Avoiding CO 2 Improves Thermal Stability at the Interface of Li 7 La 3 Zr 2 O 12 Electrolyte with Layered Oxide Cathodes

Solid‐state batteries promise higher energy densities and better safety than Li‐ion batteries with liquid electrolytes. However, the interface between solid electrolyte and cathode is unstable at the elevated temperatures that are needed while sintering to achieve good bonding between ceramic components. Here, the hypothesis is that, the gas environment, especially the presence of CO 2, is critical in determining the stability of the solid electrolyte–cathode interface. The effect of gas species on the interface is systematically probed, by a using Li 7 La 3 Zr 2 O 12 (LLZO) solid electrolyte with a thin film LiNi 0.6 Mn 0.2 Co 0.2 O 2 cathode as a model system to enable interface sensitivity.
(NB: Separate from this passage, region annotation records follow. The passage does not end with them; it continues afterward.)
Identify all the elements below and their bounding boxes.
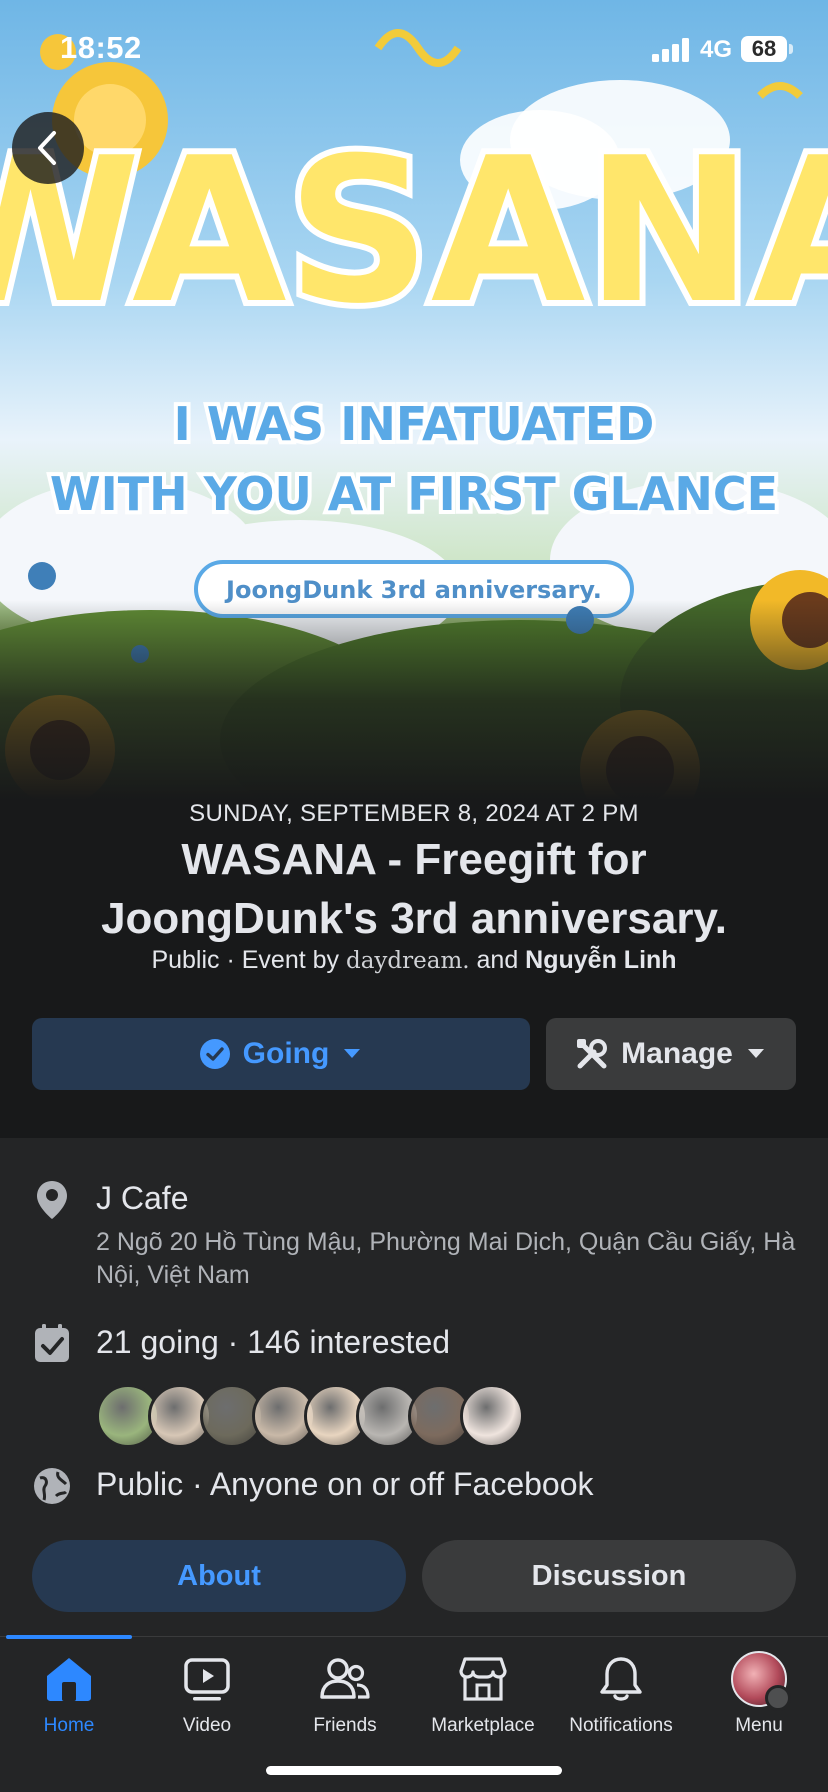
nav-item-video[interactable]: Video — [138, 1651, 276, 1751]
location-pin-icon — [30, 1178, 74, 1222]
event-meta: Public · Event by daydream. and Nguyễn L… — [0, 946, 828, 975]
avatar — [731, 1651, 791, 1711]
menu-icon — [765, 1685, 791, 1711]
bell-icon — [593, 1651, 649, 1707]
nav-label-marketplace: Marketplace — [431, 1715, 535, 1736]
nav-item-home[interactable]: Home — [0, 1651, 138, 1751]
cover-tagline-line2: WITH YOU AT FIRST GLANCE — [50, 467, 778, 521]
check-circle-icon — [199, 1039, 230, 1069]
going-label: Going — [242, 1037, 330, 1070]
nav-label-menu: Menu — [735, 1715, 783, 1736]
event-host-nguyen-linh[interactable]: Nguyễn Linh — [525, 946, 676, 974]
calendar-check-icon — [30, 1322, 74, 1366]
marketplace-icon — [455, 1651, 511, 1707]
nav-item-marketplace[interactable]: Marketplace — [414, 1651, 552, 1751]
back-button[interactable] — [12, 112, 84, 184]
event-host-daydream[interactable]: daydream. — [346, 948, 470, 974]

Detrimental phases formed at the interface and their onset conditions are identified by X‐ray absorption spectroscopy, X‐ray diffraction, and Gibbs free energy analysis. As a result, removing CO 2 and minimizing H 2 O(g) during sintering is necessary to obtain good contact at the LLZO|cathode interface without forming secondary phases. Sintering in O 2 is ideal, yielding excellent chemical stability and low interfacial resistance. Secondary phases also do not form in N 2, but oxygen loss occurs at elevated temperatures. The interfacial resistance obtained upon sintering in pure O 2 is comparable to the lowest values at LLZO interfaces with protective coatings, but here without the need for interface coatings.